Homozygous ASL Arg94Cys — consistent with argininosuccinic aciduria; requires metabolic management
With both ASL alleles carrying Arg94Cys, your urea cycle functions at severely reduced capacity. Cell-based assays (Inauen et al., Mol Diagn Ther 2016) measured approximately 12% residual ASL activity for this specific variant — just enough to prevent the most catastrophic neonatal hyperammonemia in some individuals, but insufficient to prevent the multi-organ complications of long-term ASLD.
There is no reliable genotype–phenotype correlation in ASLD. Enzyme activity alone does not predict clinical course: some individuals with 12% residual activity develop severe neonatal hyperammonemia, while others present only in later childhood with episodic crises or cognitive difficulties. Long-term complications of ASLD — documented across multiple cohort studies — include liver fibrosis (present in histology even when liver tests are normal in up to 37% of patients), systemic hypertension mediated by impaired endothelial nitric oxide production, epilepsy (affecting ~60% of patients, with 27% pharmacoresistant), and neurocognitive deficits. These manifestations occur even in patients whose hyperammonemia is well controlled, because ASL plays a structural role in channelling arginine to nitric oxide synthase that is independent of its urea cycle catalytic function.

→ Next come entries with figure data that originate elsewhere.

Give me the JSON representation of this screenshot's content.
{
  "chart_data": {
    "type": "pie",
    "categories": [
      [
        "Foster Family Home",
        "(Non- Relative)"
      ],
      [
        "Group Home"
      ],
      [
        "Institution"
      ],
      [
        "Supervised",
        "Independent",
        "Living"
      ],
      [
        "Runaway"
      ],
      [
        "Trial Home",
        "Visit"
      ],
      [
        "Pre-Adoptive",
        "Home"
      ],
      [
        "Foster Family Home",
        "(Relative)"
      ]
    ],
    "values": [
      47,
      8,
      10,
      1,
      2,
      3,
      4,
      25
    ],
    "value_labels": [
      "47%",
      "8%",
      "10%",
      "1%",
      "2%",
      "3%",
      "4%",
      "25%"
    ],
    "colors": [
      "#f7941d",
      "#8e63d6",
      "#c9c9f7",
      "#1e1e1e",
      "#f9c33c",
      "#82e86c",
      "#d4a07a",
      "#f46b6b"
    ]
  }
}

Standard long-term management consists of dietary protein restriction (limited to the minimum required for growth and maintenance) combined with arginine base supplementation to provide the arginine normally released by an intact urea cycle. Arginine base (not the hydrochloride salt) is preferred to avoid chronic metabolic acidosis. Current research questions whether conventional dosing of arginine is optimal or potentially harmful in the long term, given evidence that excessive arginine may contribute to nitrosative stress in already-compromised endothelial tissue.
Acute hyperammonemic crises require emergency management: immediate cessation of protein intake, intravenous glucose and lipids, intravenous nitrogen scavengers (sodium benzoate and phenylacetate), and dialysis in severe cases. All individuals with ASLD should have an emergency protocol letter from their metabolic team for any hospital admission.